How Not to Save a Life
I think my little brother might kill his pets, and I have to be okay with that.
Last Thursday, I came home to find him asleep on the couch, backpack tossed to the side, shoes still on. Normal 11-year-old after-school nap. What wasn’t normal was the sight of my mom’s Mother’s Day flowers sitting in a beer stein. The flower vase they used to live in? Now home to two goldfish, circling a small Deadpool figurine holding a blue flag.
My brother has never had pets. No dogs, no cats—our apartment doesn’t allow them, and to be honest, it’s already a mess during the week. So seeing these two fish swimming around in a vase set off alarm bells. My first thought was that he wasn’t ready to care for them, which meant the job would fall to me. I started researching immediately. These fish were alive now, and someone had to keep them that way.
I had a fish once as a kid, but I didn’t take care of it, and it died. I didn’t feel much back then. This time felt different. Maybe because I know more now. I know what could be done, what should be done. I could do it right.

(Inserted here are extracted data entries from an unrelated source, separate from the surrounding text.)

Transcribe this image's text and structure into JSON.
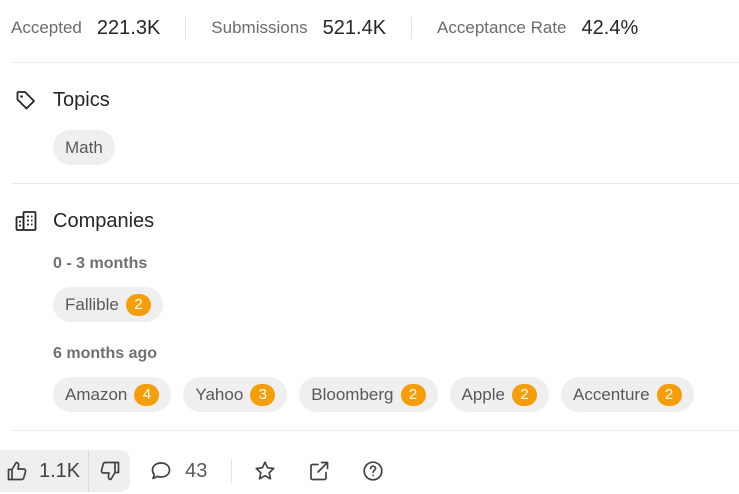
{
  "stats": [
    {
      "label": "Accepted",
      "value": "221.3K"
    },
    {
      "label": "Submissions",
      "value": "521.4K"
    },
    {
      "label": "Acceptance Rate",
      "value": "42.4%"
    }
  ],
  "topics": {
    "title": "Topics",
    "icon": "tag-icon",
    "tags": [
      "Math"
    ]
  },
  "companies": {
    "title": "Companies",
    "icon": "building-icon",
    "groups": [
      {
        "period": "0 - 3 months",
        "items": [
          {
            "name": "Fallible",
            "count": "2"
          }
        ]
      },
      {
        "period": "6 months ago",
        "items": [
          {
            "name": "Amazon",
            "count": "4"
          },
          {
            "name": "Yahoo",
            "count": "3"
          },
          {
            "name": "Bloomberg",
            "count": "2"
          },
          {
            "name": "Apple",
            "count": "2"
          },
          {
            "name": "Accenture",
            "count": "2"
          }
        ]
      }
    ]
  },
  "footer": {
    "likes": "1.1K",
    "comments": "43",
    "icons": [
      "thumbs-up-icon",
      "thumbs-down-icon",
      "comment-icon",
      "star-icon",
      "share-icon",
      "help-icon"
    ]
  },
  "colors": {
    "badge": "#f59e0b",
    "chip_bg": "#efefef",
    "divider": "#ececec"
  }
}
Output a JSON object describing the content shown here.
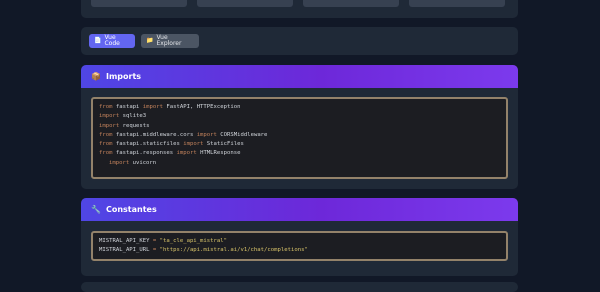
{
  "top_stubs": [
    {
      "label": ""
    },
    {
      "label": ""
    },
    {
      "label": ""
    },
    {
      "label": ""
    }
  ],
  "tabs": [
    {
      "icon": "document-icon",
      "label": "Vue Code",
      "active": true
    },
    {
      "icon": "folder-icon",
      "label": "Vue Explorer",
      "active": false
    }
  ],
  "sections": {
    "imports": {
      "icon": "package-icon",
      "title": "Imports",
      "lines": [
        {
          "kw1": "from",
          "mod": " fastapi ",
          "kw2": "import",
          "rest": " FastAPI, HTTPException"
        },
        {
          "kw1": "import",
          "mod": " sqlite3",
          "kw2": "",
          "rest": ""
        },
        {
          "kw1": "import",
          "mod": " requests",
          "kw2": "",
          "rest": ""
        },
        {
          "kw1": "from",
          "mod": " fastapi.middleware.cors ",
          "kw2": "import",
          "rest": " CORSMiddleware"
        },
        {
          "kw1": "from",
          "mod": " fastapi.staticfiles ",
          "kw2": "import",
          "rest": " StaticFiles"
        },
        {
          "kw1": "from",
          "mod": " fastapi.responses ",
          "kw2": "import",
          "rest": " HTMLResponse"
        },
        {
          "kw1": "import",
          "mod": " uvicorn",
          "kw2": "",
          "rest": ""
        }
      ]
    },
    "constants": {
      "icon": "wrench-icon",
      "title": "Constantes",
      "lines": [
        {
          "name": "MISTRAL_API_KEY ",
          "op": "=",
          "val": " \"ta_cle_api_mistral\""
        },
        {
          "name": "MISTRAL_API_URL ",
          "op": "=",
          "val": " \"https://api.mistral.ai/v1/chat/completions\""
        }
      ]
    }
  }
}
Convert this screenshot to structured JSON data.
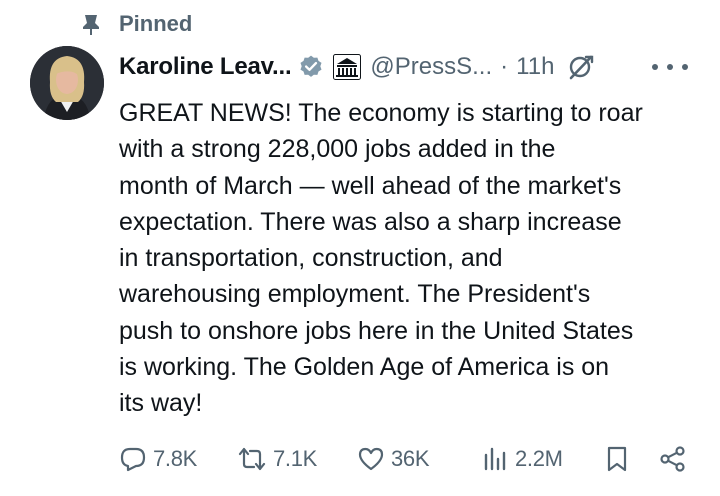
{
  "pinned": {
    "label": "Pinned",
    "icon": "pin-icon"
  },
  "author": {
    "display_name": "Karoline Leav...",
    "verified_badge_color": "#829aab",
    "handle": "@PressS...",
    "separator": "·",
    "time": "11h"
  },
  "tweet": {
    "text": "GREAT NEWS! The economy is starting to roar\nwith a strong 228,000 jobs added in the\nmonth of March — well ahead of the market's\nexpectation. There was also a sharp increase\nin transportation, construction, and\nwarehousing employment. The President's\npush to onshore jobs here in the United States\nis working. The Golden Age of America is on\nits way!"
  },
  "actions": {
    "replies": "7.8K",
    "reposts": "7.1K",
    "likes": "36K",
    "views": "2.2M"
  },
  "colors": {
    "text": "#0f1419",
    "secondary": "#536471",
    "background": "#ffffff"
  }
}
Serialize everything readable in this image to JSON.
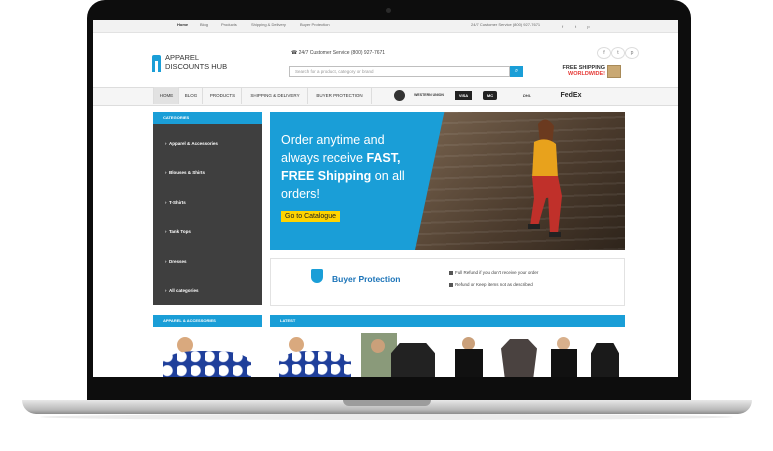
{
  "topbar": {
    "links": [
      "Home",
      "Blog",
      "Products",
      "Shipping & Delivery",
      "Buyer Protection"
    ],
    "service": "24/7 Customer Service (800) 927-7671",
    "social": [
      "f",
      "t",
      "p"
    ]
  },
  "logo": {
    "line1": "APPAREL",
    "line2": "DISCOUNTS HUB"
  },
  "header": {
    "service": "24/7 Customer Service (800) 927-7671",
    "search_placeholder": "Search for a product, category or brand",
    "shipping_line1": "FREE SHIPPING",
    "shipping_line2": "WORLDWIDE!",
    "social": [
      "f",
      "t",
      "p"
    ]
  },
  "nav": [
    "HOME",
    "BLOG",
    "PRODUCTS",
    "SHIPPING & DELIVERY",
    "BUYER PROTECTION"
  ],
  "payments": [
    "WESTERN UNION",
    "VISA",
    "MC",
    "DHL",
    "FedEx"
  ],
  "categories": {
    "title": "CATEGORIES",
    "items": [
      "Apparel & Accessories",
      "Blouses & Shirts",
      "T-Shirts",
      "Tank Tops",
      "Dresses",
      "All categories"
    ]
  },
  "banner": {
    "line1": "Order anytime and",
    "line2a": "always receive ",
    "line2b": "FAST,",
    "line3a": "FREE Shipping",
    "line3b": " on all",
    "line4": "orders!",
    "button": "Go to Catalogue"
  },
  "buyer_protection": {
    "title": "Buyer Protection",
    "check1": "Full Refund if you don't receive your order",
    "check2": "Refund or Keep items not as described"
  },
  "sections": {
    "apparel": "APPAREL & ACCESSORIES",
    "latest": "LATEST"
  },
  "colors": {
    "accent": "#1a9ed7",
    "button": "#ffd400",
    "sidebar": "#3f3f3f"
  }
}
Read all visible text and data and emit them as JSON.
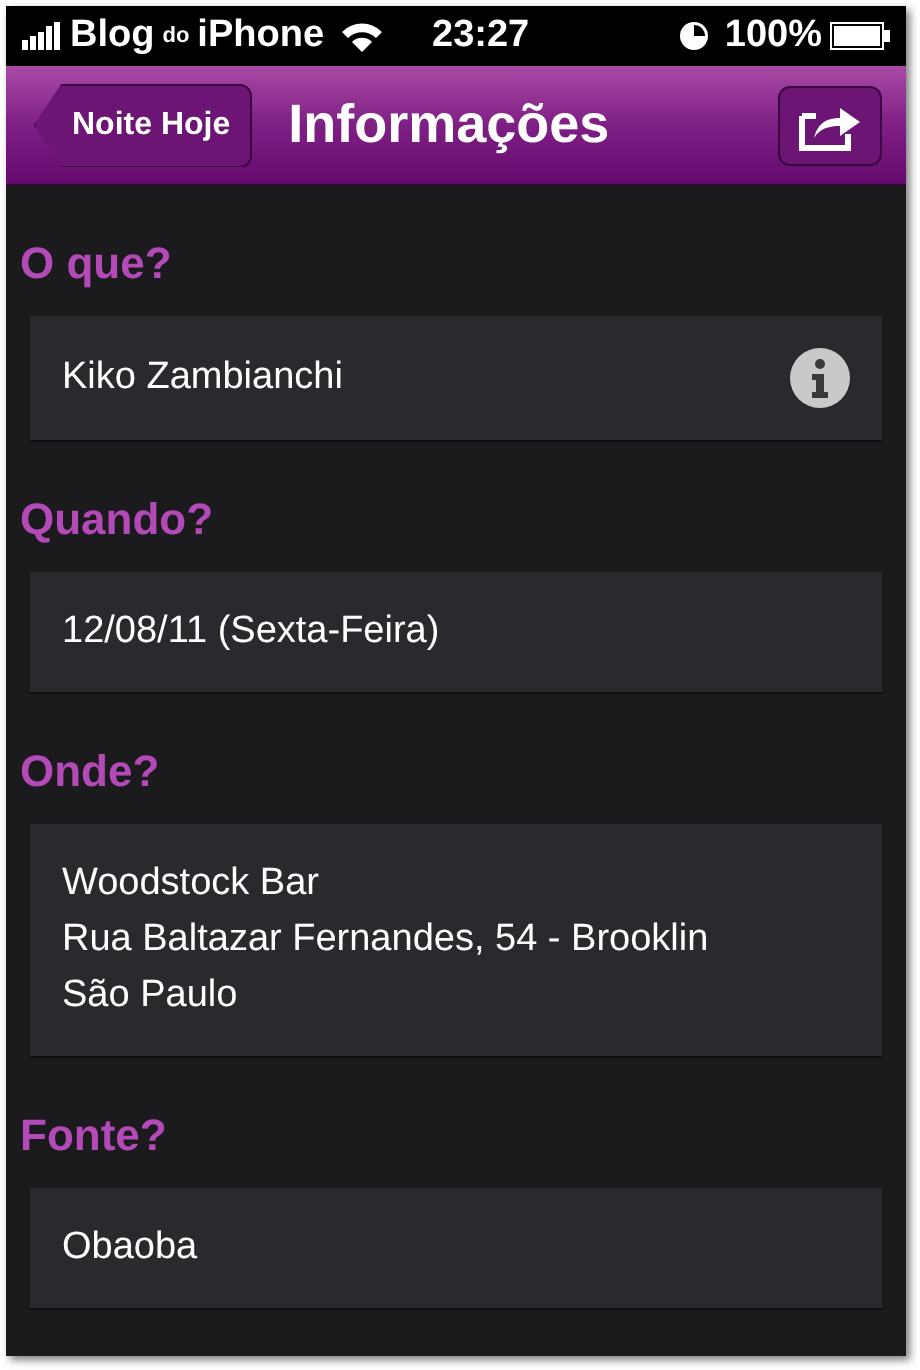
{
  "status_bar": {
    "carrier": "Blog",
    "carrier_mid": "do",
    "carrier_end": "iPhone",
    "time": "23:27",
    "battery": "100%"
  },
  "nav": {
    "back": "Noite Hoje",
    "title": "Informações"
  },
  "sections": [
    {
      "heading": "O que?",
      "lines": [
        "Kiko Zambianchi"
      ],
      "info": true
    },
    {
      "heading": "Quando?",
      "lines": [
        "12/08/11 (Sexta-Feira)"
      ],
      "info": false
    },
    {
      "heading": "Onde?",
      "lines": [
        "Woodstock Bar",
        "Rua Baltazar Fernandes, 54 - Brooklin",
        "São Paulo"
      ],
      "info": false
    },
    {
      "heading": "Fonte?",
      "lines": [
        "Obaoba"
      ],
      "info": false
    }
  ]
}
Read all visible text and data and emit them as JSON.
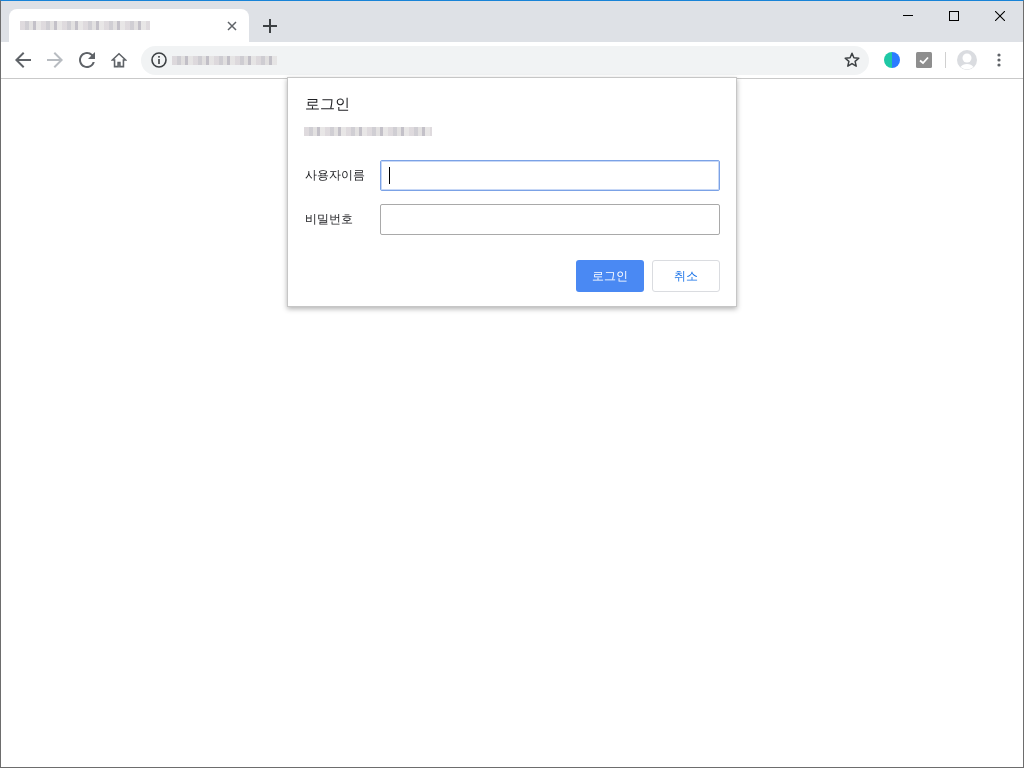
{
  "window": {
    "tabs": [
      {
        "selected": true
      }
    ]
  },
  "toolbar": {
    "nav": [
      {
        "kind": "back",
        "disabled": false
      },
      {
        "kind": "forward",
        "disabled": true
      },
      {
        "kind": "reload",
        "disabled": false
      },
      {
        "kind": "home",
        "disabled": false
      }
    ]
  },
  "dialog": {
    "title": "로그인",
    "fields": [
      {
        "label": "사용자이름",
        "focused": true
      },
      {
        "label": "비밀번호",
        "focused": false
      }
    ],
    "buttons": [
      {
        "label": "로그인",
        "kind": "primary"
      },
      {
        "label": "취소",
        "kind": "secondary"
      }
    ]
  }
}
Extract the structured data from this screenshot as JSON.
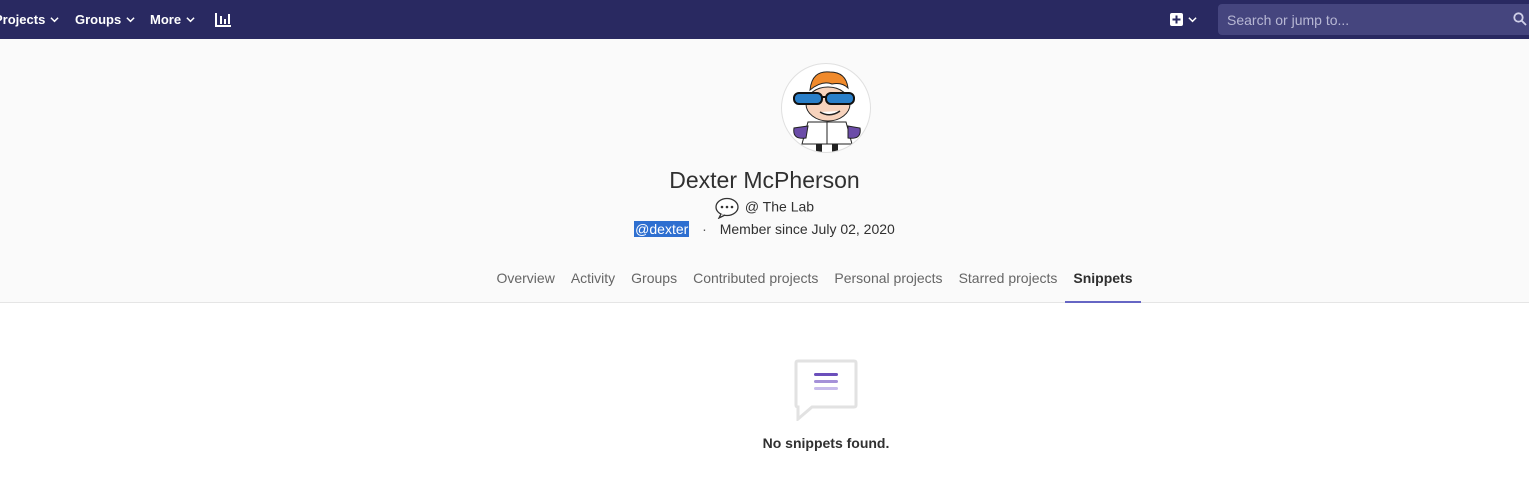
{
  "navbar": {
    "projects_label": "Projects",
    "groups_label": "Groups",
    "more_label": "More",
    "analytics_icon": "chart-bar-icon",
    "new_icon": "plus-square-icon",
    "search_placeholder": "Search or jump to..."
  },
  "profile": {
    "name": "Dexter McPherson",
    "status_emoji": "speech-balloon-icon",
    "status_text": "@ The Lab",
    "username": "@dexter",
    "member_since": "Member since July 02, 2020",
    "separator": "·"
  },
  "tabs": [
    {
      "label": "Overview",
      "active": false
    },
    {
      "label": "Activity",
      "active": false
    },
    {
      "label": "Groups",
      "active": false
    },
    {
      "label": "Contributed projects",
      "active": false
    },
    {
      "label": "Personal projects",
      "active": false
    },
    {
      "label": "Starred projects",
      "active": false
    },
    {
      "label": "Snippets",
      "active": true
    }
  ],
  "empty_state": {
    "message": "No snippets found.",
    "icon": "snippet-empty-icon"
  },
  "colors": {
    "navbar": "#292961",
    "accent": "#6666c4",
    "selection": "#2e6fd0"
  }
}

AI helped me identify them—common goldfish. They’d need a proper tank, around 20–30 gallons, an air filter, fish food, gravel. The essentials. Right now, they had none of that. Right now, we were working with a flower vase, two small baggies of fish food, and a small figurine of deadpool holding a blue flag.
I’ll give my brother credit: he used filtered water from the Brita. But if he wanted to keep them, he’d need to do a lot more. I wanted to make sure he understood what it meant to bring life into a space, even something as small as this.
So I woke him up and had him transfer the fish into a large glass food container—still not ideal, but better than the vase. A little more space, a little more dignity.
Then I asked him to write about what the fish meant to him. If they were just a passing thing, that would be clear. But if they mattered, I wanted him to articulate it. I wasn’t going to let him treat this like a game—feed them when you remember, flush them when they die.
His writing was honest. He’d won them on a field trip for two bucks and named them already. He said they made him feel proud. He promised to feed them and change their water every day. It was a start.
Afterward, I showed him the research. Tank size, filters, price tags. I could see it sinking in—the weight of it. The reality. He sighed and nodded.
“Okay,” he said. “Then I’ll just flush them.”
“What?” I asked. “That’s your choice?”
“I can’t afford it. Mom and Dad won’t buy that stuff. So yeah.” His voice was flat. I think he was trying not to feel what he was feeling.
“Okay, if that’s your mindset, then go ahead. Flush them down,” I said with a shrug. We both knew it’d be a waste. He finally had pets. But if he wasn’t willing to try, nothing I said would change his mind. He picked up the container and started walking toward the bathroom.
Before he could pour them in, I stopped him.
“Wait. At least wait until Mom and Dad get home. See what they say. If they can’t help, then you let them go. But if they can help, then you keep them. And you take care of them. You—not me. Not Mom or Dad. You.”
He smiled a little and nodded agreeably.
A few days later, I came home to find the fish in a proper tank. Filter. Gravel. Same Deadpool figurine.
And now comes the harder part: letting go.
They’re not my fish. But I feel responsible. I know better, and I can do more—I can troubleshoot, research, fix. So if something goes wrong, am I to blame for not stepping in?
If I take over, I steal something from my brother: life experience—the chance to learn how to care for something, and to live with the consequences. But if I do nothing, and they die, what then?
These fish are more than just pets. They’re a test of responsibility, of restraint, of what it means to trust someone else to rise to the occasion. I’m not sure he fully sees that yet.
So I watch. The fish, and my brother.
Sometimes I adjust the water flow so they can swim more freely. But mostly, I leave them alone.
Because this isn’t about the fish. It’s about learning to know better—and not always needing to prove it.
Why I Wrote This
This isn’t really about fish. It’s about what happens when you care about someone, know more than they do, and still choose to let them figure things out on their own. It’s about responsibility, restraint, and how sometimes, the hardest thing to do is to not take over. Especially when you love them.